Jacob Punnoose was the Director General of Police (DGP) of Kerala and the State Police Chief. He retired on 31 August 2012 after serving more than 35 years in the Indian Police Service and in Kerala Police. He was succeeded by Sri K.S.Balasubramanian IPS as the State Police Chief on 1 September 2012.
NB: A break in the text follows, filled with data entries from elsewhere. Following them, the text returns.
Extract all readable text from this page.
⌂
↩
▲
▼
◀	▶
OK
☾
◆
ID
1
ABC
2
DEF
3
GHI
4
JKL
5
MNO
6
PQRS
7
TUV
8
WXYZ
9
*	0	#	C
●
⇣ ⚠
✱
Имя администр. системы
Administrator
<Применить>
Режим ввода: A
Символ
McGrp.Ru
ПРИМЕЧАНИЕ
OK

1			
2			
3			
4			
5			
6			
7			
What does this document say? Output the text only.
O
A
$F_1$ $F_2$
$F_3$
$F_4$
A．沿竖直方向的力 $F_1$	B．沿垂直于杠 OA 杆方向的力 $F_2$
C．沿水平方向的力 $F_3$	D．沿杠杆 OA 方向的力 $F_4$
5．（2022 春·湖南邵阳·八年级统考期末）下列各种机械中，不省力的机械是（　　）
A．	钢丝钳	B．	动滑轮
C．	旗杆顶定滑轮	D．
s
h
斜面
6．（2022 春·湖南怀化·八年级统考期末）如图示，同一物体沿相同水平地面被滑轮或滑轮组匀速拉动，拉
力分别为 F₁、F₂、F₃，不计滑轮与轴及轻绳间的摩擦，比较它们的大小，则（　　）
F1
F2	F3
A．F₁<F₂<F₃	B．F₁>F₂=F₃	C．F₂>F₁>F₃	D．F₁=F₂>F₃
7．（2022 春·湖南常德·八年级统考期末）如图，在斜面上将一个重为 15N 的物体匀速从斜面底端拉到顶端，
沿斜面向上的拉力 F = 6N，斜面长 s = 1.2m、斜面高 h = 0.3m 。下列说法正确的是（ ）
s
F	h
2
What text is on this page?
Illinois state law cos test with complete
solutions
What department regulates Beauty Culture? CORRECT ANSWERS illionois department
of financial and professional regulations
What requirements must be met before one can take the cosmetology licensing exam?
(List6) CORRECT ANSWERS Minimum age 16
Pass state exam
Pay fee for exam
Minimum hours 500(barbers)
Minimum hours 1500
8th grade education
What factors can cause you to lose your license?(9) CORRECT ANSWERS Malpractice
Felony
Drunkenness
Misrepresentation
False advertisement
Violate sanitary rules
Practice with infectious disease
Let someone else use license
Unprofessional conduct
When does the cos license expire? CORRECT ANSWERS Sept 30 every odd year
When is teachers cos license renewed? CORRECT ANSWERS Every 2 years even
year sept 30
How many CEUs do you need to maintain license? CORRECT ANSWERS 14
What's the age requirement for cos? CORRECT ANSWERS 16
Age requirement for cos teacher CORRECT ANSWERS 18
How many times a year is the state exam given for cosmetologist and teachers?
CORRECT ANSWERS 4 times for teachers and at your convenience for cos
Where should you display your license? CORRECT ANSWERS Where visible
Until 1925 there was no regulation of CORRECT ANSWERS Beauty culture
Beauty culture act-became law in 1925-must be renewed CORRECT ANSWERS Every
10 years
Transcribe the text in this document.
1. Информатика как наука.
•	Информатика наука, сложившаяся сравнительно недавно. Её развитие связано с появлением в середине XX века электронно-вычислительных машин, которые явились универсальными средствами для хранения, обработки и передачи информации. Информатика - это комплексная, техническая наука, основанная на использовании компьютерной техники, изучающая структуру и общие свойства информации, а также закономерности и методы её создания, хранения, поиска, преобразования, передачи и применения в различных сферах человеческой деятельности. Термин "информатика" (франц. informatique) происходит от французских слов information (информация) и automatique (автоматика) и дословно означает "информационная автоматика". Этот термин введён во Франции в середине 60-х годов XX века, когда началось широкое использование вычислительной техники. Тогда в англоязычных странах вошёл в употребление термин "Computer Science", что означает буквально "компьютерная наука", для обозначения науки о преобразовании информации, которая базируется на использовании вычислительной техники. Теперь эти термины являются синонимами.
On 31 January 2018 he became Executive Director of Pushpagiri Medical College. He is Secretary of the Pastoral Council in the Major Archieparchy of Trivandrum(Thiruvananthapuram).

== Education ==
He had his education in Government U.P.S. Thekkekkara (Mavelikara), P C High School (Ranni), S C High School (Ranni), St. Xavier's College, Thumba (Thiruvananthapuram), University College (Thiruvananthapuram) and Cochin University.

== Career ==
He became the City Police Commissioner of Thiruvananthapuram and Kozhikode, Joint Excise Commissioner, Zonal IG of Thiruvananthapuram and Kozhikode, Intelligence IG, Additional DGP (Training) and Intelligence DGP. He was the Vigilance Director. He was the chairman Kerala Police Act Review Committee. He was appointed DGP of law and order in Kerala on 26 November 2008. He was a member of 1975 IPS Batch.

== Personal life ==
He belongs to the Kurudamannil family. Rebecca is his wife. The couple have two children.